RevCycleIntelligence.com: What should organizations be focused on?

CG: It's especially important with ICD-10 to evaluate IT systems, processes, workflows, and staffing models. In particular, from a revenue management perspective it is important to ensure IT systems are optimized for operational efficiency and performance.

[Regarding business intelligence (BI) reporting,] many organizations do not receive management and clinical reports in a timely manner. Reporting capabilities must be secured to ensure that organizational leadership has the ability to proactively review key performance metrics and take action as required.

RevCycleIntelligence.com: What are your strategies for doing this?

CG: We did this through the utilization of a BI tool that can aggregate data easily and provide daily high-level reports for leadership through the provision of daily dashboard reports.

A lot of organizations have dashboards but they don't necessarily have drilldown capabilities to conduct a root cause analysis for metrics moving in the wrong direction.

Benchmarking is also a key component to an effective ongoing revenue cycle management strategy. It’s important to have targets so you know what you're measuring against, both internally against your past performance and externally against industry standards.

You can’t hit a target you can't see. Bridging that gap is important in terms of looking at root cause problems and being proactive.

RevCycleIntelligence.com: How important is the BI tool in relation to revenue cycle?

CG: When you step outside of revenue cycle and pure cash flow and talk about compliance, it’s important to identify any out of the ordinary behavior from a billing, coding, or documentation perspective, so you can be proactive.

BI tools can help determine that. [You] want to take action before someone else external to your organization is informing you of the problem(s).

But that creates a whole host of other issues. The BI tool is important from the standpoint of revenue cycle driving cash, but it’s also important to look at your edits, documentation tendencies, and trends.

RevCycleIntelligence.com: What is most important from a Clinical Documentation Improvement (CDI) standpoint?

CG: Establishing a program. A lot of organizations have it on their radar and are implementing or modifying existing programs.

An effective CDI program begins with buy-in and support.
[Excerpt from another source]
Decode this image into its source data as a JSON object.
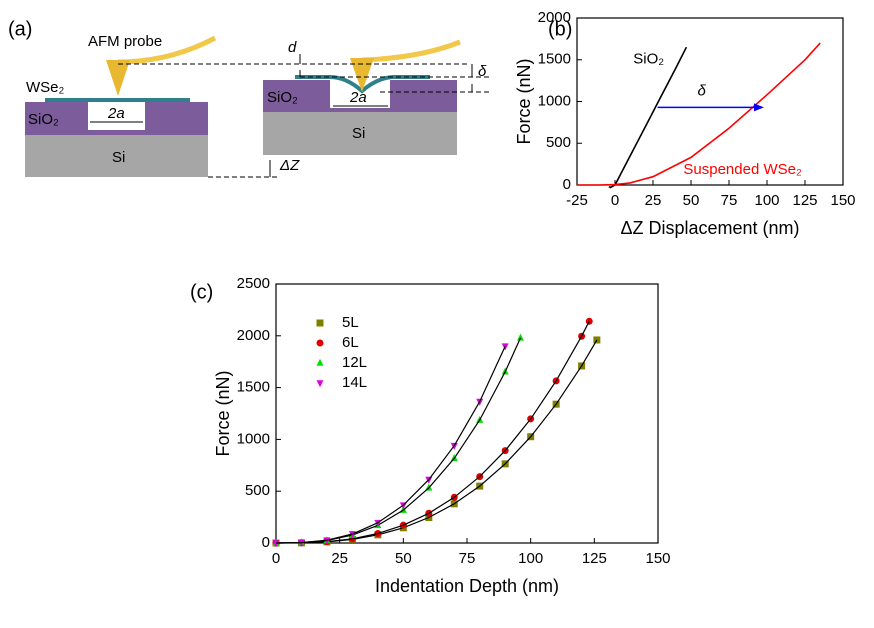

There has to be buy-in from the top down, from administrative and clinical leadership and throughout the organization.

RevCycleIntelligence.com: What is the CDI / revenue cycle connection?

CG: You want to make sure you're billing in a compliant manner.

There are three things about billing. You want to get every dollar you're entitled to. You want to receive payment as fast as possible. And, you want to make sure you're doing it in a legal manner. That’s the core of a revenue cycle.

The CDI program along with an optimized revenue cycle process and a revenue cycle management team is extremely important for organizations to make sure they're getting everything they're entitled to and doing it in a compliant manner.

A lot of organizations we work with were rolling out and implementing ICD-10 at the same time as trying implement a CDI program. It was a challenge but, those organizations at least have a head start. And they have policies and procedures now they may not have had a year ago. Therefore, they are certainly on the right road to building a sustainable CDI program.